I'm looking for a java example to use that to replicate a single row n
times by appending a rownum column generated as above or using explode
function.

Ex:

ds.withColumn("ROWNUM", org.apache.spark.sql.functions.explode(columnEx));

columnEx needs to be of type array inorder for explode to work.

Any suggestions are helpful.
Thanks


On Thu, Sep 28, 2017 at 7:21 PM, ayan guha  wrote:

> How about using row number for primary key?
>
> Select row_number() over (), * from table
>
> On Fri, 29 Sep 2017 at 10:21 am, Kanagha Kumar 
> wrote:
>
>> Hi,
>>
>> I'm trying to replicate a single row from a dataset n times and create a
>> new dataset from it. But, while replicating I need a column's value to be
>> changed for each replication since it would be end up as the primary key
>> when stored finally.
>>
>> Looked at the following reference:https://stackoverflow.com/questions/
>> 40397740/replicate-spark-row-n-times
>>
>> import org.apache.spark.sql.functions._
>> val result = singleRowDF
>>   .withColumn("dummy", explode(array((1 until 100).map(lit): _*)))
>>   .selectExpr(singleRowDF.columns: _*)
>>
>> How can I create a column from an array of values in Java and pass it to
>> explode function? Suggestions are helpful.
>>
>>
>> Thanks
>> Kanagha
>>
> --
> Best Regards,
> Ayan Guha
>


Re: Replicating a row n times

2017-09-28 Thread ayan guha
How about using row number for primary key?
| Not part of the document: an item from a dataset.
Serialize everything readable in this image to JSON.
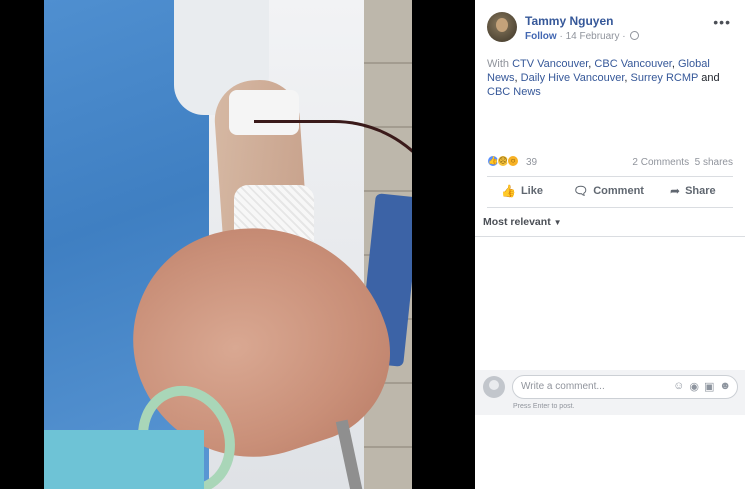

Select row_number() over (), * from table

On Fri, 29 Sep 2017 at 10:21 am, Kanagha Kumar 
wrote:

> Hi,
>
> I'm trying to replicate a single row from a dataset n times and create a
> new dataset from it. But, while replicating I need a column's value to be
> changed for each replication since it would be end up as the primary key
> when stored finally.
>
> Looked at the following reference:
> https://stackoverflow.com/questions/40397740/replicate-spark-row-n-times
>
> import org.apache.spark.sql.functions._
> val result = singleRowDF
>   .withColumn("dummy", explode(array((1 until 100).map(lit): _*)))
>   .selectExpr(singleRowDF.columns: _*)
>
> How can I create a column from an array of values in Java and pass it to
> explode function? Suggestions are helpful.
>
>
> Thanks
> Kanagha
>
-- 
Best Regards,
Ayan Guha